L'économie du travail forcé

Le Directeur général de l'OIT exhorte à agir contre le travail forcé

Date de parution: 20 mai 2014 | Taille/durée: 00:04:27


Transcription:

La publication du nouveau rapport de l’OIT «Profits et pauvreté: l’économie du travail forcé» est importante parce qu’il fait franchir une nouvelle étape à notre compréhension de la traite, du travail forcé et de l’esclavage.

Le rapport s’appuie sur les études antérieures de l’OIT consacrées à l’ampleur, au coût et aux profits générés par le travail forcé et la traite des êtres humains.

Mais ce rapport se distingue des autres: il s’intéresse tout autant à l’offre qu’à la demande de travail forcé et fournit pour la première fois des preuves tangibles d’une corrélation entre travail forcé et pauvreté.

Qui plus est, il présente de nouvelles estimations surprenantes des profits illégaux générés par le recours au travail forcé dans diverses industries et secteurs économiques et par l’exploitation sexuelle à des fins commerciales.

Ces nouvelles estimations montrent que des progrès ont effectivement eu lieu. Le travail forcé imposé par l’Etat perd de l’importance. Bien sûr, nous devons rester vigilants pour prévenir toute résurgence de ce type d’exploitation.

Mais nous devons aussi nous efforcer de comprendre ce qui continue de motiver le recours au travail forcé et à la traite dans le secteur privé.

On estime que les profits obtenus grâce au recours au travail forcé dans l’économie privée s’élèvent à 149 milliards de dollars par an, dont 99 milliards proviennent de l’exploitation sexuelle commerciale tandis que 50 milliards sont générés par la traite à des fins d’exploitation économique, y compris le travail domestique, l’agriculture et d’autres activités économiques.

Si nous voulons avancer dans cette lutte, nous devons nous pencher sur les facteurs socio-économiques qui rendent les personnes vulnérables au travail forcé.
Nous devons comprendre le rôle de l’offre et de la demande et comment certains employeurs sans scrupule peuvent continuer d’engranger d’énormes profits en sous-payant les travailleurs ou en ne les rémunérant pas du tout.

Les socles de protection sociale doivent être renforcés pour éviter que les ménages ne tombent dans une pauvreté qui les entraîne vers le travail forcé.

Nous devons améliorer les niveaux d’éducation et d’alphabétisation afin que les personnes qui prennent les décisions au sein des ménages puissent prendre conscience de leur propre vulnérabilité au travail forcé et connaître leurs droits en tant que travailleurs.
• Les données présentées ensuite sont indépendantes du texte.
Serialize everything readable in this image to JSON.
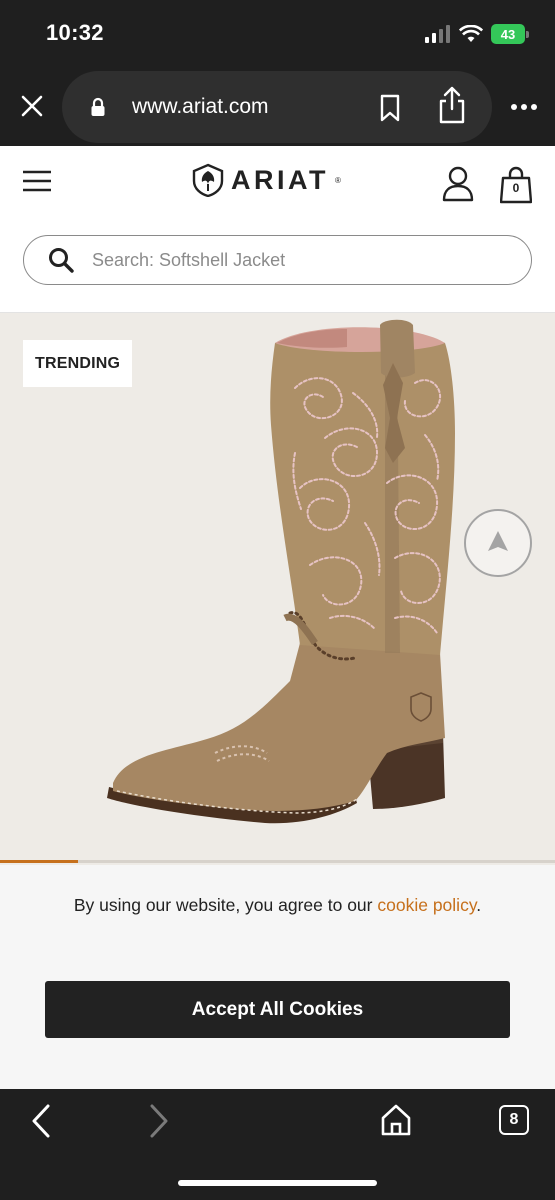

Nous avons à affronter le fait que plus de la moitié des victimes sont des femmes et des filles, essentiellement dans l’exploitation sexuelle commerciale, et à réduire la vulnérabilité des hommes et des garçons, ainsi que le travail forcé dans d’autres secteurs.
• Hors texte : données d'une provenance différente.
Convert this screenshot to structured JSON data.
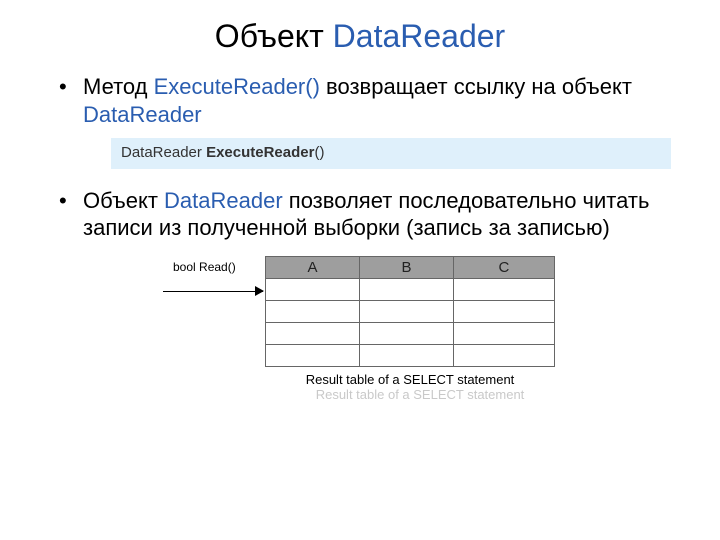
{
  "title": {
    "part1": "Объект ",
    "part2": "DataReader"
  },
  "bullet1": {
    "t1": "Метод ",
    "t2": "ExecuteReader()",
    "t3": " возвращает ссылку на объект ",
    "t4": "DataReader"
  },
  "codebar": {
    "ret": "DataReader ",
    "name": "ExecuteReader",
    "paren": "()"
  },
  "bullet2": {
    "t1": "Объект ",
    "t2": "DataReader",
    "t3": " позволяет последовательно читать записи из полученной выборки (запись за записью)"
  },
  "diagram": {
    "read_label": "bool Read()",
    "headers": [
      "A",
      "B",
      "C"
    ],
    "caption": "Result table of a SELECT statement",
    "caption_ghost": "Result table of a SELECT statement"
  }
}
Enfin, nous devons analyser comment les mouvements de population, soit à l’intérieur, soit au-delà des frontières internationales, contribuent au travail forcé, et élaborer et consolider une approche des migrations fondée sur les droits.

Nous pouvons aussi prendre un certain nombre d’autres mesures pour renforcer notre action. L’obtention de données standardisées en fait partie. Dans ce contexte, je veux féliciter les pays qui ont participé aux enquêtes qui forment la base de ce rapport. Je veux également féliciter la Conférence internationale des statisticiens du travail pour avoir préconisé la constitution d’un groupe de travail de statisticiens, d’économistes et d’autres experts pour collecter des données dans ce domaine, et c’est ce que nous avons l’intention de faire.

Mais les statistiques seules ne suffiront pas. Si nous voulons apporter un véritable changement dans la vie de 21 millions d’hommes, de femmes et d’enfants qui sont toujours victimes du travail forcé, nous devons prendre des mesures concrètes et immédiates.

Premièrement, nous devons collaborer avec les gouvernements pour renforcer la législation, les politiques et leur application.

Deuxièmement, nous devons travailler avec les employeurs pour qu’ils fassent preuve de la diligence nécessaire dans leur combat contre le travail forcé dans leurs propres activités – y compris leurs chaînes d’approvisionnement – qui crée un environnement de concurrence déloyale. Et, troisièmement, nous devons nous associer aux syndicats pour représenter et émanciper ceux qui sont en danger.

La persistance du travail forcé est néfaste pour les victimes, pour les entreprises et pour le développement. C’est une pratique qui n’a pas lieu d’être dans notre société moderne. Il est temps d’agir de concert, d’éradiquer une fois pour toute cette pratique extrêmement profitable mais qui est aussi fondamentalement néfaste et source de honte.